Juré, craché, je ne crois pas aux fantômes, aux maisons hantées,  au grand veneur de la forêt de Fontainebleau qui effraie les promeneurs en galopant sur un cheval invisible ! Peut-être parce que j’ai habité sans le savoir dans une maison hantée pendant des années.  Oui, oui, je vous assure… une vieille maison de famille que mes arrière- grands-parents avaient fait construire.  Bon, c’est vrai je suis impressionnable, mais les histoires de fantômes m’ont toujours amusé, j’adore les écouter. C’est mon côté gamin ! Comme tout bon littéraire qui se respecte dans “histoire de fantômes”  c’est surtout le terme “histoire” que je retiens… Un vrai gosse je vous dis, qui reste bouche bée aux récits d’envoûtement, de murs qui parlent et d’escaliers qui craquent.

 Il se trouve que dans la vieille maison familiale, où je vécus plusieurs mois tout seul au début de mes études, les escaliers craquaient sacrément, surtout la nuit, et tout un bestiaire attendait minuit pour se déchaîner dans les combles. J’aurais pu m’inventer tous les fantômes du monde mais je m’en gardais bien, trop attaché à mon sommeil.  Reste que celui qui s’installa après moi  avec sa compagne, commença à parler de phénomènes étranges, au point qu’il fît venir des spécialistes de la question, qui trouvèrent évidemment toute une famille d’esprits qui nichaient en différents endroits de la vénérable demeure.

J’appris avec effroi que j’avais vécu au milieu d’ectoplasmes récalcitrants qui refusaient de gagner le ciel.

Diantre, l’esprit des Lumières avait tant infusé en moi, que je ne crus pas un mot des terribles récits sur lesquels les veillées familiales venaient systématiquement s’échouer. Désormais la famille se divisa en deux : ceux qui prirent le parti des fantômes, et moi,  finalement bien seul face aux forces obscures qui avaient gagné l’imaginaire familial.

Toute cette histoire, si elle n’a pas amélioré mon rapport aux fantômes, m’a tout de même plongé dans un abîme de perplexité ! Comment  les fantômes se débrouillent-ils pour nous hanter, qu’on y croit ou non ? Mine de rien je cherchais des réponses et je fus exaucé en tombant  dernièrement sur un excellent ouvrage historique “Histoire des maisons hantées” chez Tallandier. L’auteur, Stéphanie Sauger, a centré son approche sur le XIXe siècle,  période où l’imaginaire collectif voit le “cosy” rencontrer le “creepy”; en d’autres termes, le goût du “chez soi” concorda avec une arrivée massive d’invités non désirés, qui  tentèrent de spolier les bons bourgeois  qui pensaient jouir de leur bien.  L’arrivée d’un revenant dans une maison est toujours  finalement une forme d’expropriation 

Stéphanie Sauger souligne d’ailleurs le glissement sémantique progressif du terme “hanté”, qui au départ renvoyait plutôt à une obsession psychologique, et qui  dériva sous l’influence des Anglo-Saxons vers les rivages de la possession  fantomatique.  L’historienne a examiné plus particulièrement l’histoire des revenants français, anglais et américains… C’est fou d’ailleurs comme certains  bigots peuvent être infestés par les entités spectrales… La foi du charbonnier ne protège pas des fantômes. D’ailleurs  le monde catholique est relativement poreux aux forces de l’au-delà, d’où la nécessité d’entretenir des brigades d’exorcistes.

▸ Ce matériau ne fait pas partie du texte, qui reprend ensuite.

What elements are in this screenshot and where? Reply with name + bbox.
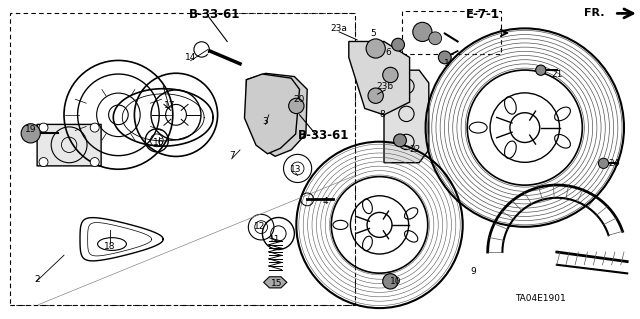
- Text: 5: 5: [371, 29, 376, 38]
- Circle shape: [429, 32, 442, 45]
- Circle shape: [366, 39, 385, 58]
- Text: 11: 11: [269, 235, 281, 244]
- Circle shape: [39, 158, 48, 167]
- Polygon shape: [246, 73, 307, 156]
- Circle shape: [413, 22, 432, 41]
- Text: 12: 12: [253, 222, 265, 231]
- Circle shape: [21, 124, 40, 143]
- Text: 13: 13: [290, 165, 301, 174]
- Circle shape: [536, 65, 546, 75]
- Text: 22: 22: [409, 145, 420, 154]
- Text: E-7-1: E-7-1: [466, 8, 500, 21]
- Text: 3: 3: [263, 117, 268, 126]
- Polygon shape: [244, 74, 300, 154]
- Text: FR.: FR.: [584, 8, 605, 18]
- Text: 19: 19: [25, 125, 36, 134]
- Text: 17: 17: [164, 101, 175, 110]
- Text: 24: 24: [609, 159, 620, 168]
- Text: 10: 10: [390, 277, 401, 286]
- Text: 2: 2: [35, 275, 40, 284]
- Text: 18: 18: [104, 242, 116, 251]
- Text: B-33-61: B-33-61: [298, 129, 349, 142]
- Circle shape: [438, 51, 451, 64]
- Text: 15: 15: [271, 279, 282, 288]
- Circle shape: [383, 274, 398, 289]
- Circle shape: [90, 123, 99, 132]
- Circle shape: [383, 67, 398, 83]
- Text: 6: 6: [386, 48, 391, 57]
- Text: 21: 21: [551, 70, 563, 78]
- Circle shape: [392, 38, 404, 51]
- Circle shape: [39, 123, 48, 132]
- Text: 8: 8: [380, 110, 385, 119]
- Circle shape: [598, 158, 609, 168]
- Bar: [402, 11, 501, 54]
- Text: 7: 7: [229, 151, 234, 160]
- Polygon shape: [264, 277, 287, 288]
- Text: TA04E1901: TA04E1901: [515, 294, 566, 303]
- Text: 23a: 23a: [331, 24, 348, 33]
- Text: 1: 1: [444, 59, 449, 68]
- Circle shape: [289, 98, 304, 114]
- Text: 14: 14: [185, 53, 196, 62]
- Text: B-33-61: B-33-61: [189, 8, 240, 21]
- Text: 23b: 23b: [377, 82, 394, 91]
- Text: 9: 9: [471, 267, 476, 276]
- Circle shape: [368, 88, 383, 103]
- Bar: [10, 13, 355, 305]
- Polygon shape: [384, 70, 429, 163]
- Circle shape: [90, 158, 99, 167]
- Text: 4: 4: [323, 197, 328, 206]
- Polygon shape: [349, 41, 410, 115]
- Text: 16: 16: [153, 138, 164, 147]
- FancyBboxPatch shape: [37, 124, 101, 166]
- Circle shape: [394, 134, 406, 147]
- Text: 20: 20: [294, 95, 305, 104]
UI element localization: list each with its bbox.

 L’ouvrage de Stéphanie Sauger est passionnant de bout en bout et fort bien documenté : cartes, tableaux  et  descriptions nombreuses de cas précis.  Je ne peux  résister à la tentation, démoniaque évidemment, de vous suggérer d’aller faire un tour sur internet sur le site de la Winchester House créé par Sarah Winchester qui, héritière  de la société de fabrication de carabines du même nom,  se sentait poursuivie par les fantômes des victimes de cette arme fort répandue au XIXe siècle.  Elle dormait dans une pièce différente chaque nuit pour leur échapper, et construisit une demeure de 190 pièces que l’on peut visiter aujourd’hui,  et qui était pensée comme un véritable piège à fantômes ! Escaliers qui ne mènent nulle part, couloirs qui se perdent dans des dédales, fenêtres qui s’ouvrent sur  des murs…  Décidément  les revenants  rendent créatifs !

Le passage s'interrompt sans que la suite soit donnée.